Quelles dynamiques politiques marquent l’approche des élections fédérales allemandes du 23 février ?
Plusieurs dynamiques politiques marquent cette campagne et modifient le paysage politique allemand. Le parti conservateur CDU (Union chrétienne-démocrate), avec son allié de la CSU (Union chrétienne sociale), dispose d’un réel ascendant sur la campagne. Cela est dû à plusieurs facteurs. Tout d’abord, l’impopularité du chancelier sortant, Olaf Scholz est très élevée, avec seulement 23 % de personnes satisfaites de son action. La crise économique que traverse l’Allemagne est également un élément central après deux années marquées par un recul de la croissance (donc une récession) et des difficultés structurelles de l’industrie. L’annonce de plusieurs plans de licenciements a ébranlé l’opinion publique. La suppression de 35 500 emplois chez Volkswagen n’est à ce titre que la partie visible de l’iceberg, car il faudrait y ajouter Thyssen (- 11 000 emplois), Bosch (- 5500 emplois) et bien d’autres, notamment de grandes PME, fierté de l’Allemagne. La transition vers une « économie verte » est jugée trop rapide et trop brutale, avec un accompagnement insuffisant des secteurs concernés et l’arrêt de mesures de soutien pour des raisons budgétaires. La succession d’attentats mortels en Allemagne pèse également, avec deux reproches à l’adresse du gouvernement : la prise en compte insuffisante des problématiques de sécurité et l’absence de véritable politique migratoire visant un contrôle des flux d’immigration. 60 % des Allemands estiment qu’il y a trop d’immigration en Allemagne. C’est justement sur ces failles que s’appuient non seulement la CDU, mais aussi l’extrême droite d’Alternative pour l’Allemagne (AfD) qui arrive en deuxième position derrière la CDU/CSU dans les sondages, dépassant très largement les sociaux-démocrates, avec pourtant un discours très radicalisé sur l’immigration et l’identité allemande. L’Allemagne qui choisit son chancelier est une Allemagne qui doute puisque dans ce pays où la notion même de stabilité est une caractéristique de la culture politique depuis 1949, 69 % des habitants s’inquiètent pour la stabilité du futur gouvernement et 46 % constatent une absence de cohésion dans la société allemande. Non seulement le « modèle » économique allemand est en difficulté, mais la société doute d’elle-même et de sa solidité.

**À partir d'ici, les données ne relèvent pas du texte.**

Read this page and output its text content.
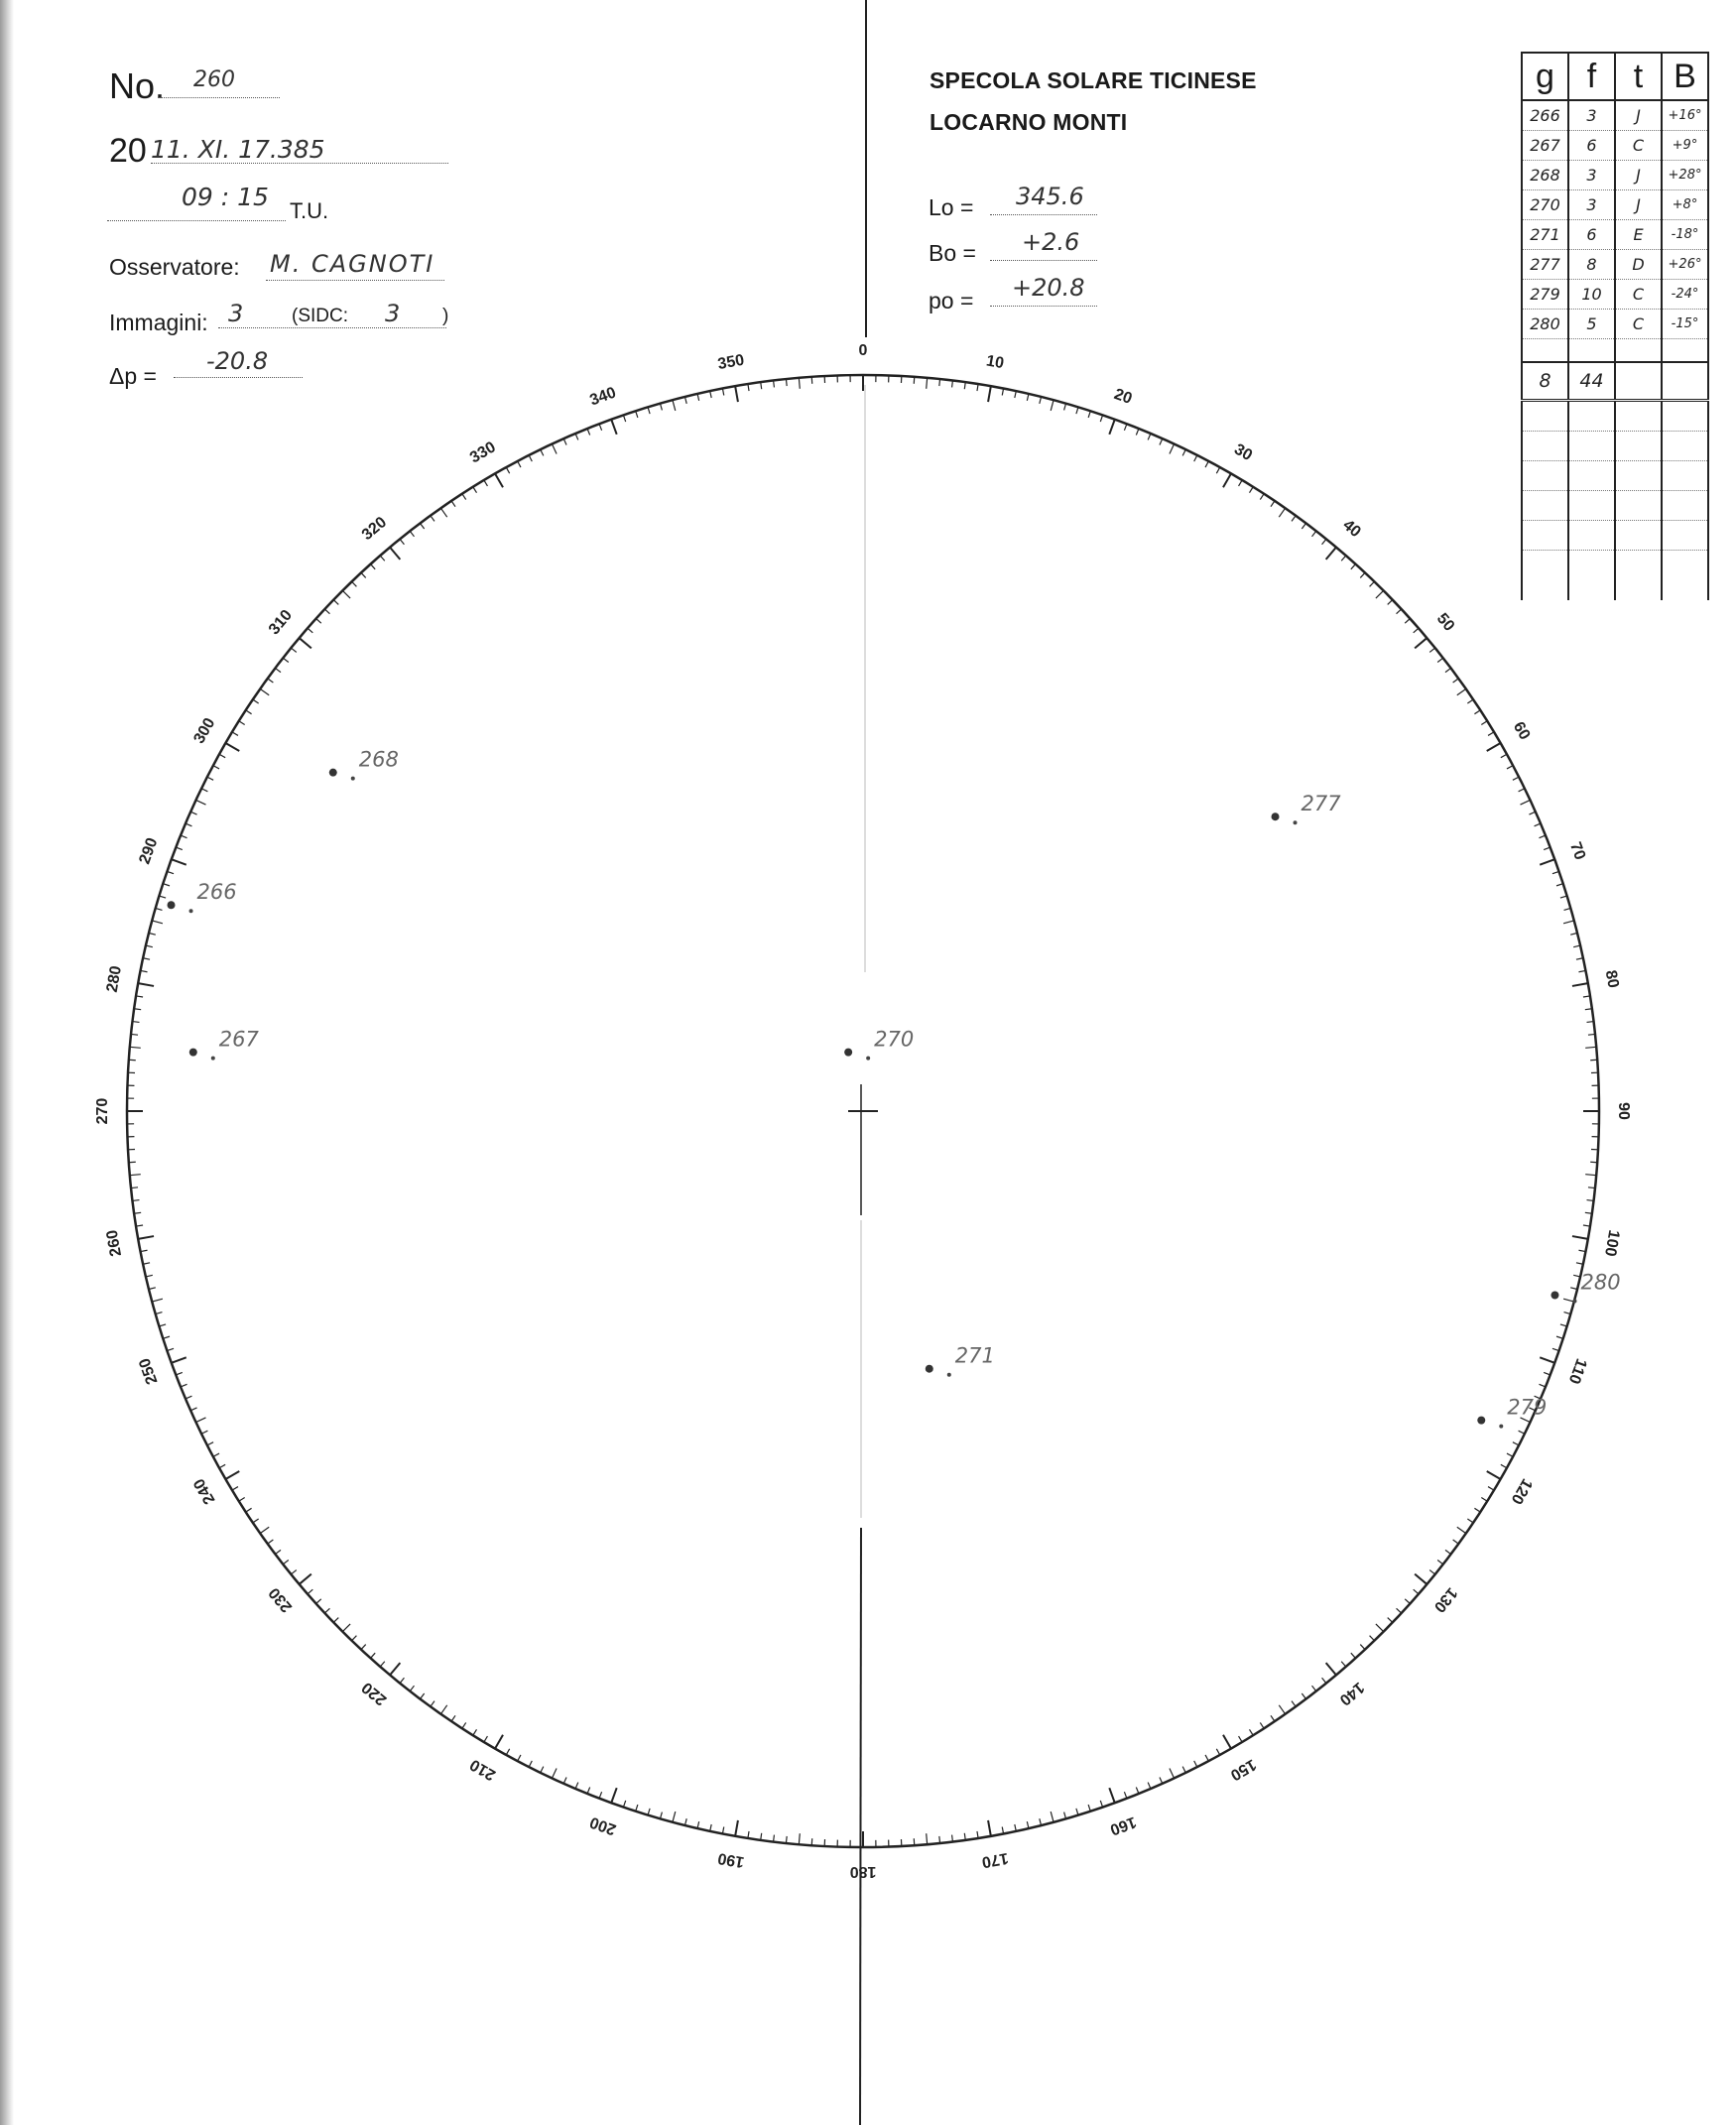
0
10
20
30
40
50
60
70
80
90
100
110
120
130
140
150
160
170
180
190
200
210
220
230
240
250
260
270
280
290
300
310
320
330
340
350
268
266
267
277
270
271
280
279
No. 260
20 11. XI. 17.385
09 : 15 T.U.
Osservatore: M. CAGNOTI
Immagini: 3	(SIDC: 3 )
Δp =
-20.8
SPECOLA SOLARE TICINESE
LOCARNO MONTI
Lo = 345.6
Bo = +2.6
po = +20.8
g	f	t	B
266	3	J	+16°
267	6	C	+9°
268	3	J	+28°
270	3	J	+8°
271	6	E	-18°
277	8	D	+26°
279	10	C	-24°
280	5	C	-15°

8	44		
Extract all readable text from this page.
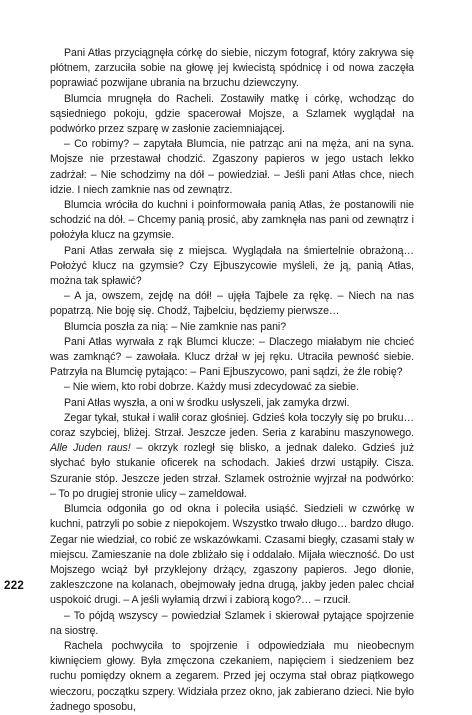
Pani Atłas przyciągnęła córkę do siebie, niczym fotograf, który zakrywa się płótnem, zarzuciła sobie na głowę jej kwiecistą spódnicę i od nowa zaczęła poprawiać pozwijane ubrania na brzuchu dziewczyny.

Blumcia mrugnęła do Racheli. Zostawiły matkę i córkę, wchodząc do sąsiedniego pokoju, gdzie spacerował Mojsze, a Szlamek wyglądał na podwórko przez szparę w zasłonie zaciemniającej.

– Co robimy? – zapytała Blumcia, nie patrząc ani na męża, ani na syna. Mojsze nie przestawał chodzić. Zgaszony papieros w jego ustach lekko zadrżał: – Nie schodzimy na dół – powiedział. – Jeśli pani Atłas chce, niech idzie. I niech zamknie nas od zewnątrz.

Blumcia wróciła do kuchni i poinformowała panią Atłas, że postanowili nie schodzić na dół. – Chcemy panią prosić, aby zamknęła nas pani od zewnątrz i położyła klucz na gzymsie.

Pani Atłas zerwała się z miejsca. Wyglądała na śmiertelnie obrażoną… Położyć klucz na gzymsie? Czy Ejbuszycowie myśleli, że ją, panią Atłas, można tak spławić?

– A ja, owszem, zejdę na dół! – ujęła Tajbele za rękę. – Niech na nas popatrzą. Nie boję się. Chodź, Tajbelciu, będziemy pierwsze…

Blumcia poszła za nią: – Nie zamknie nas pani?

Pani Atłas wyrwała z rąk Blumci klucze: – Dlaczego miałabym nie chcieć was zamknąć? – zawołała. Klucz drżał w jej ręku. Utraciła pewność siebie. Patrzyła na Blumcię pytająco: – Pani Ejbuszycowo, pani sądzi, że źle robię?

– Nie wiem, kto robi dobrze. Każdy musi zdecydować za siebie.

Pani Atłas wyszła, a oni w środku usłyszeli, jak zamyka drzwi.

Zegar tykał, stukał i walił coraz głośniej. Gdzieś koła toczyły się po bruku… coraz szybciej, bliżej. Strzał. Jeszcze jeden. Seria z karabinu maszynowego. Alle Juden raus! – okrzyk rozległ się blisko, a jednak daleko. Gdzieś już słychać było stukanie oficerek na schodach. Jakieś drzwi ustąpiły. Cisza. Szuranie stóp. Jeszcze jeden strzał. Szlamek ostrożnie wyjrzał na podwórko: – To po drugiej stronie ulicy – zameldował.

Blumcia odgoniła go od okna i poleciła usiąść. Siedzieli w czwórkę w kuchni, patrzyli po sobie z niepokojem. Wszystko trwało długo… bardzo długo. Zegar nie wiedział, co robić ze wskazówkami. Czasami biegły, czasami stały w miejscu. Zamieszanie na dole zbliżało się i oddalało. Mijała wieczność. Do ust Mojszego wciąż był przyklejony drżący, zgaszony papieros. Jego dłonie, zakleszczone na kolanach, obejmowały jedna drugą, jakby jeden palec chciał uspokoić drugi. – A jeśli wyłamią drzwi i zabiorą kogo?… – rzucił.

– To pójdą wszyscy – powiedział Szlamek i skierował pytające spojrzenie na siostrę.

Rachela pochwyciła to spojrzenie i odpowiedziała mu nieobecnym kiwnięciem głowy. Była zmęczona czekaniem, napięciem i siedzeniem bez ruchu pomiędzy oknem a zegarem. Przed jej oczyma stał obraz piątkowego wieczoru, początku szpery. Widziała przez okno, jak zabierano dzieci. Nie było żadnego sposobu,

222
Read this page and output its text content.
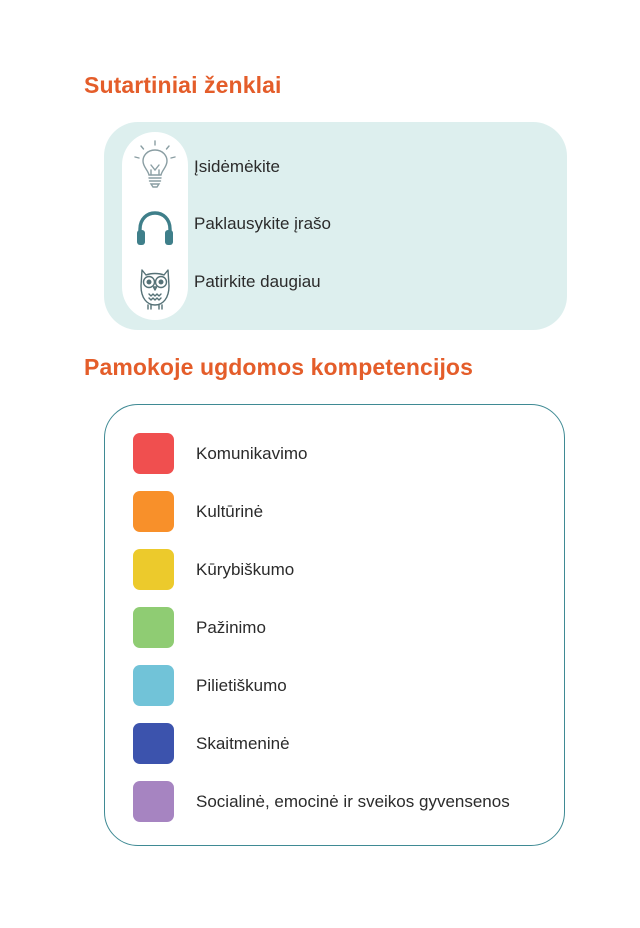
Sutartiniai ženklai
Įsidėmėkite
Paklausykite įrašo
Patirkite daugiau
Pamokoje ugdomos kompetencijos
Komunikavimo
Kultūrinė
Kūrybiškumo
Pažinimo
Pilietiškumo
Skaitmeninė
Socialinė, emocinė ir sveikos gyvensenos
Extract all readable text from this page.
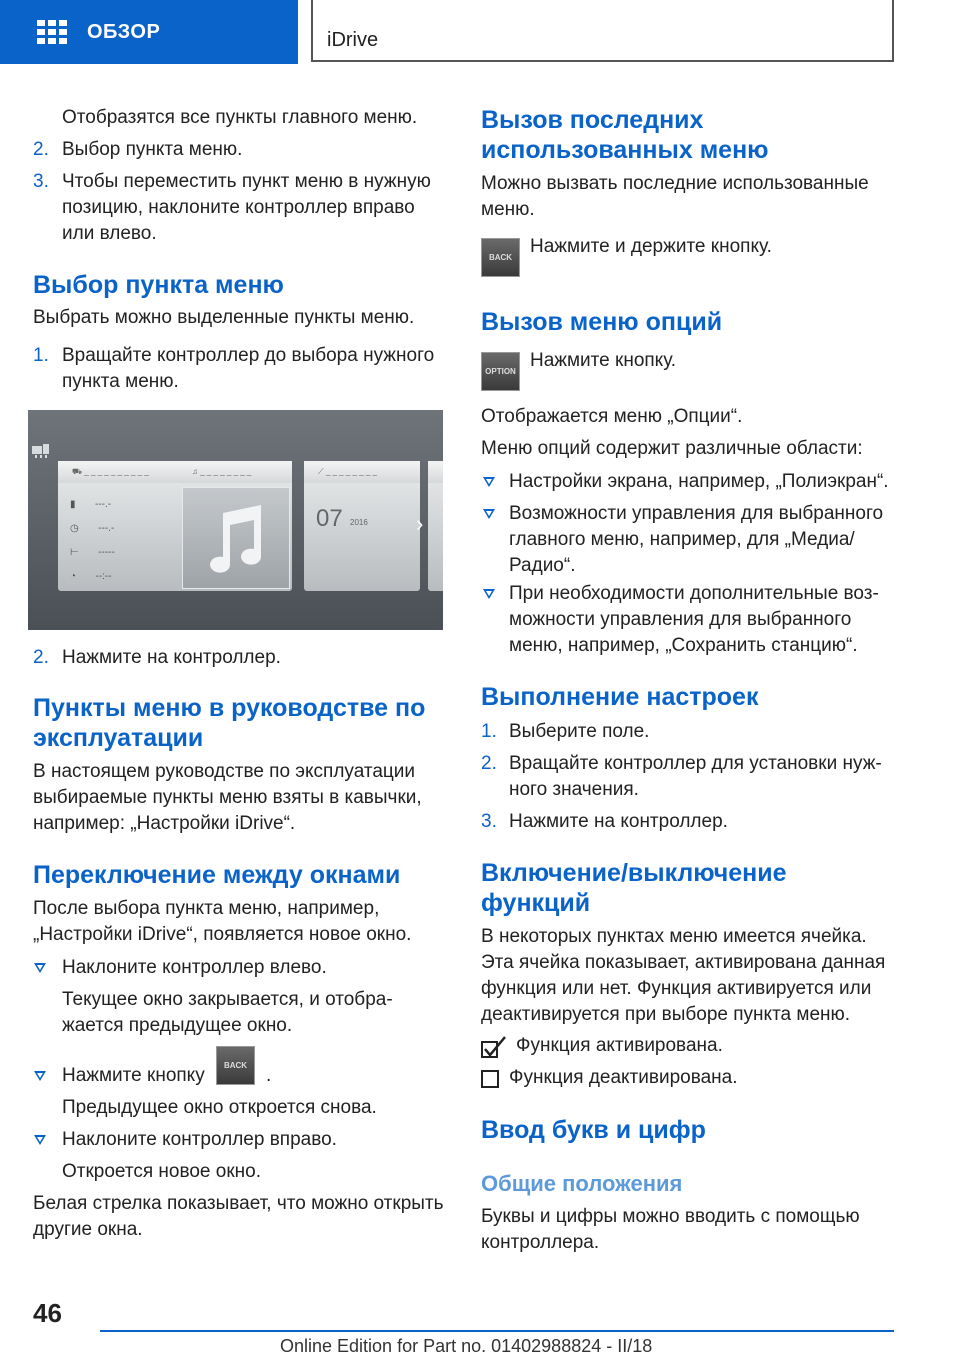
ОБЗОР	iDrive
Отобразятся все пункты главного меню.
2. Выбор пункта меню.
3. Чтобы переместить пункт меню в нужную
позицию, наклоните контроллер вправо
или влево.
Выбор пункта меню
Выбрать можно выделенные пункты меню.
1. Вращайте контроллер до выбора нужного
пункта меню.
⛟ _ _ _ _ _ _ _ _ _ _
▮       ---.-
◷       ---.-
⊢       -----
◔       --:--
♫ _ _ _ _ _ _ _ _	⟋ _ _ _ _ _ _ _ _
07 2016 ›
2. Нажмите на контроллер.
Пункты меню в руководстве по
эксплуатации
В настоящем руководстве по эксплуатации
выбираемые пункты меню взяты в кавычки,
например: „Настройки iDrive“.
Переключение между окнами
После выбора пункта меню, например,
„Настройки iDrive“, появляется новое окно.
Наклоните контроллер влево.
Текущее окно закрывается, и отобра-
жается предыдущее окно.
Нажмите кнопку	BACK .
Предыдущее окно откроется снова.
Наклоните контроллер вправо.
Откроется новое окно.
Белая стрелка показывает, что можно открыть
другие окна.
Вызов последних
использованных меню
Можно вызвать последние использованные
меню.
BACK
Нажмите и держите кнопку.
Вызов меню опций
OPTION
Нажмите кнопку.
Отображается меню „Опции“.
Меню опций содержит различные области:
Настройки экрана, например, „Полиэкран“.
Возможности управления для выбранного
главного меню, например, для „Медиа/
Радио“.
При необходимости дополнительные воз-
можности управления для выбранного
меню, например, „Сохранить станцию“.
Выполнение настроек
1. Выберите поле.
2. Вращайте контроллер для установки нуж-
ного значения.
3. Нажмите на контроллер.
Включение/выключение
функций
В некоторых пунктах меню имеется ячейка.
Эта ячейка показывает, активирована данная
функция или нет. Функция активируется или
деактивируется при выборе пункта меню.
Функция активирована.
Функция деактивирована.
Ввод букв и цифр
Общие положения
Буквы и цифры можно вводить с помощью
контроллера.
46
Online Edition for Part no. 01402988824 - II/18
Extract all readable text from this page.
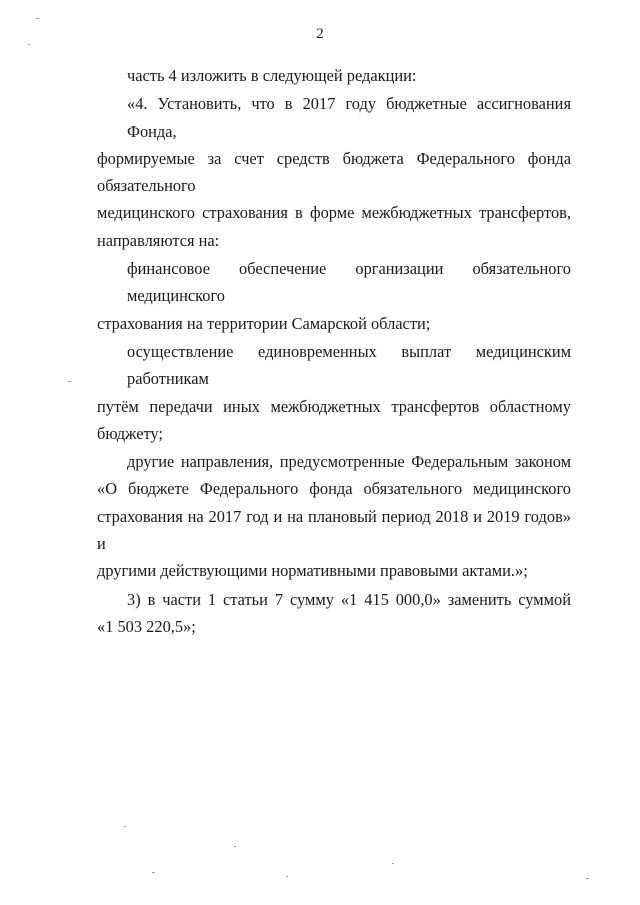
2

часть 4 изложить в следующей редакции:

«4. Установить, что в 2017 году бюджетные ассигнования Фонда,
формируемые за счет средств бюджета Федерального фонда обязательного
медицинского страхования в форме межбюджетных трансфертов,
направляются на:

финансовое обеспечение организации обязательного медицинского
страхования на территории Самарской области;

осуществление единовременных выплат медицинским работникам
путём передачи иных межбюджетных трансфертов областному бюджету;

другие направления, предусмотренные Федеральным законом
«О бюджете Федерального фонда обязательного медицинского
страхования на 2017 год и на плановый период 2018 и 2019 годов» и
другими действующими нормативными правовыми актами.»;

3) в части 1 статьи 7 сумму «1 415 000,0» заменить суммой
«1 503 220,5»;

Donald Trump et Vladimir Poutine ont récemment amorcé la négociation d’une fin de la guerre en Ukraine, sans y associer pour l’instant les pays européens ni même l’Ukraine. Quelle position pourrait adopter l’Allemagne, grandement affaiblie économiquement par le conflit ?
Cela peut sembler paradoxal, mais cette Allemagne affaiblie économiquement entend peser davantage en Europe. Cette idée apparaît dans les différents programmes des partis, notamment celui de la CDU. Ce dernier reproche d’ailleurs au chancelier sortant de s’être désintéressé des questions européennes et d’avoir ainsi déclassé l’Allemagne qui s’est engagée en faveur de son réarmement et demeure la première économie d’Europe et la troisième puissance économique dans le monde. D’ailleurs lors du dernier débat télévisé entre les différents candidats à la chancellerie, le candidat CDU, Friedrich Merz, a reproché à Olaf Scholz d’être « un simple invité » à la réunion sur l’Ukraine organisée lundi dernier par Emmanuel Macron à Paris, ajoutant : « Ce n’est pas le rôle que j’envisage pour l’Allemagne. Nous devons devenir forts ». Pour les opposants à Olaf Scholz, l’Allemagne ne peut pas se contenter d’être le deuxième fournisseur d’aides à l’Ukraine sans peser davantage sur le cours des choses. Cela signifie clairement être moins hésitant sur les catégories d’armes livrées à l’Ukraine. Friedrich Merz a par exemple laissé entendre qu’il serait plus flexible sur la livraison de missiles de croisière Taurus de fabrication allemande d’une portée de 500 km, pouvant donc toucher le sol russe à partir de l’Ukraine. La décision ne sera pas facile à prendre, car 60 % des Allemands sont opposés à la livraison de cette arme à l’Ukraine. Cette inflexion de l’Allemagne, si elle a lieu, passera par un renouveau du lien transatlantique vu de Berlin. Friedrich Merz pense pouvoir peser davantage qu’Olaf Scholz auprès de Donald Trump et de son administration. Il ne faut pas oublier que les États-Unis sont redevenus depuis l’année dernière le premier partenaire commercial de l’Allemagne avec un excédent commercial de 71 milliards d’euros en faveur de cette dernière…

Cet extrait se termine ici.